Cette résistance subtile a gagné en popularité, non seulement en Cisjordanie, mais aussi dans les autres communautés palestiniennes et – même – chez les Israéliens. Le journal israélien de langue anglaise Haaretz a publié un article sur la popularité croissante du hip-hop palestinien à Tel Aviv, mettant en relief les vedettes montantes de Ramallah, Nazareth et Haïfa.

Pendant la fête de Boiler Room à Ramallah, Deborah Ipekel, programmatrice et réalisatrice adjointe de Palestine Underground détaille la somme de commentaires positifs venus d’Israéliens. « Cela a dû être très surprenant pour plein de gens de découvrir un nouvel aspect de la Palestine », continue-t-elle à dire. « Un commentaire disait : ‘Plein d’amour depuis Israël ! Puissions nous tous être capables de vivre en paix et en harmonie les uns avec les autres. L’ensemble est absolument fantastique, J’aimerais tant pouvoir venir un jour à Ramallah et même y faire une rave ou deux.’ Pour les artistes de Ramallah, le spectacle de Boiler Room fait progresser la scène. Il leur donne la motivation pour continuer ce qu’ils font. Ils m’ont dit que le spectacle a été l’une de leurs plus fortes célébrations à ce jour. »
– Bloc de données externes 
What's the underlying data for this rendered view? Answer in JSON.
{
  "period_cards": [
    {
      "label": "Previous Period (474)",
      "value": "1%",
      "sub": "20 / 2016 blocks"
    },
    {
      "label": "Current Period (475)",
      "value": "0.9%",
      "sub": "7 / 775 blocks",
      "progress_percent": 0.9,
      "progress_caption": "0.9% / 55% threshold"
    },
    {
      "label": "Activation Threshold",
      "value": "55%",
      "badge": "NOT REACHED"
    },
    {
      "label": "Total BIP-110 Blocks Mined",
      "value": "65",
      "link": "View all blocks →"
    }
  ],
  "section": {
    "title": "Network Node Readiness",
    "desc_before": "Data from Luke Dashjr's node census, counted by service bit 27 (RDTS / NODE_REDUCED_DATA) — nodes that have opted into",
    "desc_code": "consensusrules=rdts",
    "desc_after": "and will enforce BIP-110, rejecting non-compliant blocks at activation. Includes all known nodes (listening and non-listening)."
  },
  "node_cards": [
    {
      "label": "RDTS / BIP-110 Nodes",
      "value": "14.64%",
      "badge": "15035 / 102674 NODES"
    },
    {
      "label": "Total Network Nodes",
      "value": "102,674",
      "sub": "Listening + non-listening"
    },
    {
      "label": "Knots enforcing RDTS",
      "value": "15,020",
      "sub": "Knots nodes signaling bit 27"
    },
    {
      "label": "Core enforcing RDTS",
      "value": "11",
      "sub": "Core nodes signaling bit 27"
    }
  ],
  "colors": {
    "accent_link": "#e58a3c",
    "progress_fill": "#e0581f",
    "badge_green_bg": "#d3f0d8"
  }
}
L’influence de Saleb Wahad peut aller loin, mais ils ont encore à se produire au-delà de la Cisjordanie. « Je n’ai jamais pu jouer en [Israël] », confirme Muqata’a, bien que sa carrière ait déjà plus de dix ans. « J’ai essayé de jouer à Haïfa depuis quatre ans. Le Jazar Crew m’a invité, mais cela n’a pas marché parce que je n’ai pas obtenu l’autorisation d’y aller, alors même que j’en suis originaire. »

Quoique centré sur Ramallah, le documentaire explore la scène musicale underground palestinienne à travers Israël, regardant aussi les clubs sur la côte à Jaffa et à Haïfa. Le contraste entre les régions est visible dans la liberté des artistes. Tandis que les Palestiniens avec des passeports israéliens peuvent aller en Cisjordanie relativement facilement, et organiser des fêtes sans trop de difficultés, les restrictions de circulation sur les résidents de Ramallah ont affecté leur capacité à étendre leur musique au-delà de la ville et à communiquer avec les Palestiniens en dehors du territoire.

Muqata’a n’a pas encore joué en Israël, bien qu’ayant demandé à aller à Haïfa ces quatre dernières années (Adlan Mansri)

Quelque 1.800.000 Palestiniens vivent en Israël, Haïfa, ville de la côte nord, abritant l’une des plus grandes communautés palestiniennes. La ville est amusante et dynamique, mélange de Tel Aviv et de Jérusalem. Beaucoup plus paisible que ses voisines, elle est connue pour être un paradis relatif pour la coexistence entre les populations juive et musulmane.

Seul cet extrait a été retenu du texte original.